Academic freedom is not free. Every organization requires time and money; still, membership dues to the AAUP are reasonable. See the current rates here.
To further our work at Villanova and to maintain the national AAUP’s support of our chapter, we need your continued support. Our influence at Villanova depends on your participation and membership. Our executive committee urges you to participate in our programs and discussions. We ask you to please renew your membership and to encourage other faculty to join.
Thank you for your consideration of this.
Michael Levitan, Nancy Sharts-Hopko, Robert Jantzen, Catherine Warrick
Executive Committee Villanova Chapter, AAUP 2011
I have been a dues paying member of the AAUP for decades. We all pay into various kinds of insurances for various aspects of our lives. The whole idea of insurance is that all members of a group pay into a common fund to help those in need when the need occurs.
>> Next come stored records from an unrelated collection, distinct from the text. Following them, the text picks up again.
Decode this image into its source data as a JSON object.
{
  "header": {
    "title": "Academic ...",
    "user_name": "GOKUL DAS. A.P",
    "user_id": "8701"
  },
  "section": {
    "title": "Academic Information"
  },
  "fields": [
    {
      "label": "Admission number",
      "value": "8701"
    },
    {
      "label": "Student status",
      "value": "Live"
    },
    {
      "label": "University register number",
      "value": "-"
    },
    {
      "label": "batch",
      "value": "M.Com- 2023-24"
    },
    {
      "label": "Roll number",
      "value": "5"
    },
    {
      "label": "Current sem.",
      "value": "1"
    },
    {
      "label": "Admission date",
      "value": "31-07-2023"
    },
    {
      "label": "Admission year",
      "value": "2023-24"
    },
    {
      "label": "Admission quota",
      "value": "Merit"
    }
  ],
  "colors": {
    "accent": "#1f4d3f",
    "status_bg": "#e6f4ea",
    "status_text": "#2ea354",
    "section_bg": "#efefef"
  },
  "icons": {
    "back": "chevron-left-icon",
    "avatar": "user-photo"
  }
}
We have various kinds of medical insurance---Medicare, Medicaid, private. We have unemployment insurance, retirement insurance---it’s called social security. I look at the AAUP dues like insurance for my professional health. Some ugly things happen in the world of our colleges and universities and the AAUP is the only organization which can come to the defense of those among our profession who need help. I think of my support for the AAUP like a civic duty, similar to trying to help keep alive the Philadelphia Inquirer as a decades long paper subscriber, since a free press is insurance for democracy. Please consider joining.